Congrats 100lb Club

  • According to this article most Americans don't know if they are gaining or losing weight.

    Even if March wasn't what you'd hoped it would be you're still here. Still tracking your weight or inches. Still trying to find a way to become healthier.

    So if you lost weight in March congratulations, keep it up!!

    If you didn't lose weight congratulations you're still here fighting!

    In either case you're ahead of many people.
  • Interesting article especially the unintentional weight gain with the specific groups!!

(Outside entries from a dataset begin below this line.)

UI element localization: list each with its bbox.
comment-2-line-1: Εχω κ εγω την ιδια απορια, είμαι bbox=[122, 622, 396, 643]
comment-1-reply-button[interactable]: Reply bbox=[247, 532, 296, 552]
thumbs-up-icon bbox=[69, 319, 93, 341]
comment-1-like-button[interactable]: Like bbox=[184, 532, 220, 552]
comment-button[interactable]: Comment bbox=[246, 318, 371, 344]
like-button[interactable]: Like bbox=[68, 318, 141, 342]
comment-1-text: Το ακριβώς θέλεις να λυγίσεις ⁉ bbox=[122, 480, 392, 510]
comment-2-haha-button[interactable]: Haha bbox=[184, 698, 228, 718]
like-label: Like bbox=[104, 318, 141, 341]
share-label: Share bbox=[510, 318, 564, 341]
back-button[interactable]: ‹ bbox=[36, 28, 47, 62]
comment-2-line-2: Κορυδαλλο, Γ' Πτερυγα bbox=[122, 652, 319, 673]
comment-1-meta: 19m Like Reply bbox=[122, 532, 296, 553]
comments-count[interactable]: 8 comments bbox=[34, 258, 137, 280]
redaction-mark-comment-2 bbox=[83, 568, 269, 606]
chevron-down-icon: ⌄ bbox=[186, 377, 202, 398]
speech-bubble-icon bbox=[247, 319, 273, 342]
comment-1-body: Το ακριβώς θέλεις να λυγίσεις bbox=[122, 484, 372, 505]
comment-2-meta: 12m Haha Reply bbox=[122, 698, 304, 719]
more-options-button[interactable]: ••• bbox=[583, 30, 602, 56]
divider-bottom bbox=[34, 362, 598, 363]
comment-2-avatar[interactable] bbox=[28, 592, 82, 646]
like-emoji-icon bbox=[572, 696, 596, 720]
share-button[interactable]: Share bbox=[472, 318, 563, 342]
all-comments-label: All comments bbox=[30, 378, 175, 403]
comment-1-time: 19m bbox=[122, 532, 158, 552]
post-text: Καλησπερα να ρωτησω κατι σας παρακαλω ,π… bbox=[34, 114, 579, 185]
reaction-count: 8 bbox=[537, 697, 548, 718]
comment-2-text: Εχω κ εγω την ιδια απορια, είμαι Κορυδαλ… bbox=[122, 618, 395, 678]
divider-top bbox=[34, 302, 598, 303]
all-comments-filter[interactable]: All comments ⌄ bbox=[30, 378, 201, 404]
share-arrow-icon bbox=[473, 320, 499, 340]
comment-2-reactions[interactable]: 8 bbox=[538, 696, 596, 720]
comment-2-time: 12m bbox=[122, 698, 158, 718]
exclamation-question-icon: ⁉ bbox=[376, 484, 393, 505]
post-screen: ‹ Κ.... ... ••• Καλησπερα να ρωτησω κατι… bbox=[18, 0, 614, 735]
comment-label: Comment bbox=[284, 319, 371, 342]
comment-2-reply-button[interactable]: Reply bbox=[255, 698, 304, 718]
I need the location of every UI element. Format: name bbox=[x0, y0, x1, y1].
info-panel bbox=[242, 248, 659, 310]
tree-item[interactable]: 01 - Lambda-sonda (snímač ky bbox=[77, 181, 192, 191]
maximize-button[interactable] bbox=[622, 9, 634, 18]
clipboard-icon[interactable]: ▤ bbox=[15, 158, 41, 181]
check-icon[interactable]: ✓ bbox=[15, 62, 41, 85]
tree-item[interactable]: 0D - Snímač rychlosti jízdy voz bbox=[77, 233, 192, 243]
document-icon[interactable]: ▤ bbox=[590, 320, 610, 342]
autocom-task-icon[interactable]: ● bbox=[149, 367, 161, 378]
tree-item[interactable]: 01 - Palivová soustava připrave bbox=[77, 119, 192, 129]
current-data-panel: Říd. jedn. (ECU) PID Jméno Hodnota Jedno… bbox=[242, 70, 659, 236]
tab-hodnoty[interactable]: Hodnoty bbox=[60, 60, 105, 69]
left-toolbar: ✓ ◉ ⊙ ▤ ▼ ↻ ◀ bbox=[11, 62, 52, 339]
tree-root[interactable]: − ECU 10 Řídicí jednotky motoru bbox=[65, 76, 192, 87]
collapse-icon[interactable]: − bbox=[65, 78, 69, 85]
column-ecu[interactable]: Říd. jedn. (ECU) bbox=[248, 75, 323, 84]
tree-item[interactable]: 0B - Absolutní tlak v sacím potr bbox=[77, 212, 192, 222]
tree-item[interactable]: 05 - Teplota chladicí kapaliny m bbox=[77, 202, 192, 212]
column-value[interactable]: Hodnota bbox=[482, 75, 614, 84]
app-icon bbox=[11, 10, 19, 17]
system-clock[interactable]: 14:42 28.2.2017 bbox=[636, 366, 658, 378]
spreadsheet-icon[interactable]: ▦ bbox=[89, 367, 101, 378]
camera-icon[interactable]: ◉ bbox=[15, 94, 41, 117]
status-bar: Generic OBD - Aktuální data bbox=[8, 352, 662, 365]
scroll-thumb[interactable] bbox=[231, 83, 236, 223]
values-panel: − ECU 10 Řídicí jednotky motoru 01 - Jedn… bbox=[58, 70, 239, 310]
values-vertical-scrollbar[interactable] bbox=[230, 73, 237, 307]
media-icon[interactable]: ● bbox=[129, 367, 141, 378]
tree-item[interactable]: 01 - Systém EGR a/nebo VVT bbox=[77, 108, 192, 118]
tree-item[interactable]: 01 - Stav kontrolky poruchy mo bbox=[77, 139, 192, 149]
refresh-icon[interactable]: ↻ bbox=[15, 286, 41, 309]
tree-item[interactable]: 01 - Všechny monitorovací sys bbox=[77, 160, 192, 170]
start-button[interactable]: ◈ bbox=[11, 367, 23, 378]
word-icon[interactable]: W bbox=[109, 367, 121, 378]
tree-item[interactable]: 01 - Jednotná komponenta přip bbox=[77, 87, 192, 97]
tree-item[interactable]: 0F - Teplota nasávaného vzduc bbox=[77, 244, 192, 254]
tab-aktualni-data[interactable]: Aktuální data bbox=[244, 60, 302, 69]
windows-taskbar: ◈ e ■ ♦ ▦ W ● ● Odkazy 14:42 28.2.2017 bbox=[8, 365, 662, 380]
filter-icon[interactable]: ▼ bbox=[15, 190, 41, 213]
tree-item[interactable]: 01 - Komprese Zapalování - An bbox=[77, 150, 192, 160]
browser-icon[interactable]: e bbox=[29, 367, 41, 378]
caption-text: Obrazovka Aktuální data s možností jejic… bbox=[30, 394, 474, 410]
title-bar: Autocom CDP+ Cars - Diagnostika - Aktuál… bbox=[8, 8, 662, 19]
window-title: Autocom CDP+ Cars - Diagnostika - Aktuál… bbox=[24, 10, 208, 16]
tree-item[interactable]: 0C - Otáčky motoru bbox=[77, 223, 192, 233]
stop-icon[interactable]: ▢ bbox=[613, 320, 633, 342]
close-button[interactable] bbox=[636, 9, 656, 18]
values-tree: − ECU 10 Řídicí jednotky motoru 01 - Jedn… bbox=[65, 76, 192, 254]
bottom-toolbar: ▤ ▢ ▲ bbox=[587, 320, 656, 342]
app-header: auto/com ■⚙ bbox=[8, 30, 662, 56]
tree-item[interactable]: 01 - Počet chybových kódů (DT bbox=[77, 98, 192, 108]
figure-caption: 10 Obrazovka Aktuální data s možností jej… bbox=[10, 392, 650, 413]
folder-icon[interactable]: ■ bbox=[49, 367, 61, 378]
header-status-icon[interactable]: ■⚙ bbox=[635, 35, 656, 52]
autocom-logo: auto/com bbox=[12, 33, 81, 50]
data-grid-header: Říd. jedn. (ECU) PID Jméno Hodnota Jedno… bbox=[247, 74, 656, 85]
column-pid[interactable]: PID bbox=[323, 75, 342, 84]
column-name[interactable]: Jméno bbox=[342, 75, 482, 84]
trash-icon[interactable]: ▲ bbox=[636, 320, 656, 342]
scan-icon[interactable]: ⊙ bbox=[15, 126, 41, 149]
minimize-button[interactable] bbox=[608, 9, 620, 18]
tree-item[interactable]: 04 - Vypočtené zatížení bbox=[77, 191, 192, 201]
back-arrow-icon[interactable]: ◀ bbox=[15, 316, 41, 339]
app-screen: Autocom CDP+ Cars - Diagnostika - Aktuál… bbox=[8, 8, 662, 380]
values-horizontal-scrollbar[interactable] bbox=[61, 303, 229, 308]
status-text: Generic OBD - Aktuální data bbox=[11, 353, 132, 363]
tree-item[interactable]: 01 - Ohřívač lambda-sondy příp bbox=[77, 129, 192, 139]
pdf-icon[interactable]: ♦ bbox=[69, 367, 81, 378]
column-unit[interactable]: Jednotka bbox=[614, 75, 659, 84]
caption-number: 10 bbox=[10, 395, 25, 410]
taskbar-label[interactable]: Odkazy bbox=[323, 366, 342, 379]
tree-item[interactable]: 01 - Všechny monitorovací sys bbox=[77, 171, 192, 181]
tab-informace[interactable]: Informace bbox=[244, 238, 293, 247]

    Love your post! Very true! :highfive: Now only if this had a like and share feature like FB, lol.
  • Thank you!
  • that was really helpful to read today. I'm not on plan right now, but I'm not considering myself off track either. I still weighed in today (even though I'm not changing my ticker) and I'm still reading here, even if I'm not as actively posting right now. I know that I have to get back to actively being on plan, but I'm giving myself a break right now until I feel physically better from a bad cold/cough.

    And this is a big difference from before, when I would have just said eff it, if I'm not on-plan, then I am OFF plan, way off. Right now, I've just pressed the pause button and as soon as I feel well enough to do all my shopping and prep and cooking, I will be back 100%.
  • When I first got weighed after declining over and over at my doctor's office, I swear I almost threw up when I saw 328 on the scale (and I don't think this was my highest).

    If the doctor had asked me prior to weighing, I might have said 250 or 260, lowballing due to embarrassment but never ever thinking I was over 300.

    Not sure if I was just used to my weight and my limited mobility (walking, climbing stairs, etc.) or just didn't want to acknowledge how out of control I really was.

    I'm down 122lbs and hopefully a few more tomorrow at my weigh-in but seriously, as much as I feel better and hopefully look better, I'm still ME. And I can't compare my weight to others when I see them as I have no scope to measure what someone weighs whether it's high or low.

    In my head I looked like a Barbie doll but in reality I was an oompa-loompa.
  • Great find Rodeogirl March definitely went in like a lion for me and out like a lamb. Here's hoping April will be better!

    Onwards and downwards!
  • April keep posting a little even when you don't quite feel like it - don't drift away!

    Also, this is totally my opinion, but I did the same thing in 2009 - took a break and didn't update my ticker and gained back most of what I'd lost and stayed away for 4 years out of embarrassment. Looking back, for me, not updating my ticker kept me in denial.

    So my thought is update your ticker, and remember we will NOT judge you because most of us have been there. I really believe the truth will set you free and urge you not to be afraid of it.

    Your starting weight is pretty close to my goal weight for my first milestone (250) so remember there are many of us just hoping to someday get to where you already are!
    You've worked hard, I bet, and anything that can slow down a regain you'll be grateful for later. Don't make the same mistake I did.

    If you really don't want to update the ticker, that's ok - you have to do what's best for you. But we're still here all struggling along too, so don't be a stranger!
  • Interesting article, Thanks for posting!
  • Thank you for posting - this was really uplifting for me, as I've been struggling a bit mentally/emotionally for the past few days!
  • This is really uplifting. I didn't read the article yet but I've been struggling these last few weeks. I don't want to back slide. I won't allow myself. If it means maintaining 234 for a while, that's what I will do.